On ne redresse point l’esprit faux ni l’œil louche.
Ce mot j’ai tort, ce mot nous déchire la bouche.
Nos cris et nos efforts ne frappent que le vent.
Chacun dans son avis demeure comme avant.
C’est mêler seulement aux opinions vaines
Le tumulte insensé des passions humaines.
Le vrai peut quelquefois n’être point de saison ;
Et c’est un très-grand tort que d’avoir trop raison.

Autrefois la Justice et la Vérité nues
Chez les premiers humains furent longtemps connues ;

Elles régnaient en sœurs ; mais on sait que depuis
L’une a fui dans le ciel et l’autre dans un puits.
La vaine Opinion règne sur tous les âges ;
Son temple est dans les airs porté sur les nuages ;
Une foule de dieux, de démons, de lutins,
Sont au pied de son trône ; et, tenant dans leurs mains
Mille riens enfantés par un pouvoir magique,
Nous les montrent de loin sous des verres d’optique.
Autour d’eux, nos vertus, nos biens, nos maux divers,
En bulles de savon sont épars dans les airs ;
Et le souffle des vents y promène sans cesse
De climats en climats le temple et la déesse.
Elle fuit et revient. Elle place un mortel
Hier sur un bûcher, demain sur un autel.
Le jeune Antinoüs eut autrefois des prêtres.
Nous rions maintenant des mœurs de nos ancêtres ;
Et qui rit de nos mœurs ne fait que prévenir
Ce qu’en doivent penser les siècles à venir.
Une beauté frappante et dont l’éclat étonne,
Les Français la peindront sous les traits de Brionne,
Sans croire qu’autrefois un petit front serré,
Un front à cheveux d’or fut souvent adoré.
Ainsi l’Opinion, changeante et vagabonde,
Soumet la Beauté même, autre reine du monde ;
Ainsi, dans l’univers, ses magiques effets
Des grands événements sont les ressorts secrets.
Comment donc espérer qu’un jour, aux pieds d’un sage,
Nous la voyions tomber du haut de son nuage,
Et que la Vérité, se montrant aussitôt,
Vienne au bord de son puits voir ce qu’on fait en haut ?

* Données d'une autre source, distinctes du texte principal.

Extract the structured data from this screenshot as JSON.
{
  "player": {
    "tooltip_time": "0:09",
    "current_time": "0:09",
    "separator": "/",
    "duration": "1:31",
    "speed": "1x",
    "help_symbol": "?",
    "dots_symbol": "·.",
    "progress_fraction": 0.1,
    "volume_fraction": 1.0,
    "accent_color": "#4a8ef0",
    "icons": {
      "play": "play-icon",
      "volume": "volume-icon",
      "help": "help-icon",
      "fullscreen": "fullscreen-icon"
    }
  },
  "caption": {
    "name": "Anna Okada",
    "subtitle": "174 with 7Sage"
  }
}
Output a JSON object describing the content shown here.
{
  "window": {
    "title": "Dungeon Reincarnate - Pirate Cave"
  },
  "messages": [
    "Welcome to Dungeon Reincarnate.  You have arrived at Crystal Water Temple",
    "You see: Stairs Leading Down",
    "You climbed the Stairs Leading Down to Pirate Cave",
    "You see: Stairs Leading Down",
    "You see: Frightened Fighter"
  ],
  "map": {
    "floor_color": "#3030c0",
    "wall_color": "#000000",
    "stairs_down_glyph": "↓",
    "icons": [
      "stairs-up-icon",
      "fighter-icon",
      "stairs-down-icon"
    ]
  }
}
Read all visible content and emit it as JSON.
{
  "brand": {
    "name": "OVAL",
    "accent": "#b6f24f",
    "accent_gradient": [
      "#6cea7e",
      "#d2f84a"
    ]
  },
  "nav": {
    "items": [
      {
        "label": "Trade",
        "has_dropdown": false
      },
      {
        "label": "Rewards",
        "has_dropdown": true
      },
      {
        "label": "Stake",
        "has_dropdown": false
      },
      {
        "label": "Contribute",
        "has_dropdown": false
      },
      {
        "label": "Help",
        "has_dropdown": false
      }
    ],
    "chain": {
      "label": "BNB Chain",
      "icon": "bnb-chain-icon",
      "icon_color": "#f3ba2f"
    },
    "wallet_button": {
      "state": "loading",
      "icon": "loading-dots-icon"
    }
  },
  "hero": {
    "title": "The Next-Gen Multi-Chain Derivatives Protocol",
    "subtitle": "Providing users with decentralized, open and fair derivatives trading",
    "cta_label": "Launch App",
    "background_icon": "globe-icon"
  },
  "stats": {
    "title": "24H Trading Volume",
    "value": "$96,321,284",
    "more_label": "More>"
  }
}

Il est pour les savants, et pour les sages même,
Une autre illusion : cet esprit de système,
Qui bâtit, en rêvant, des mondes enchantés,
Et fonde mille erreurs sur quelques vérités.
C’est par lui qu’égarés après de vaines ombres,
L’inventeur du calcul chercha Dieu dans les nombres,
L’auteur du mécanisme attacha follement
La liberté de l’homme aux lois du mouvement.
L’un d’un soleil éteint veut composer la terre ;
La terre, dit un autre, est un globe de verre[5].
De là ces différends soutenus à grands cris ;
Et, sur un tas poudreux d’inutiles écrits,
La dispute s’assied dans l’asile du sage.

La contrariété tient souvent au langage ;
On peut s’entendre moins, formant un même son,
Que si l’un parlait basque, et l’autre bas-breton.
C’est là, qui le croirait ? un fléau redoutable ;
Et la pâle famine, et la peste effroyable.
N’égalent point les maux et les troubles divers
Que les malentendus sèment dans l’univers.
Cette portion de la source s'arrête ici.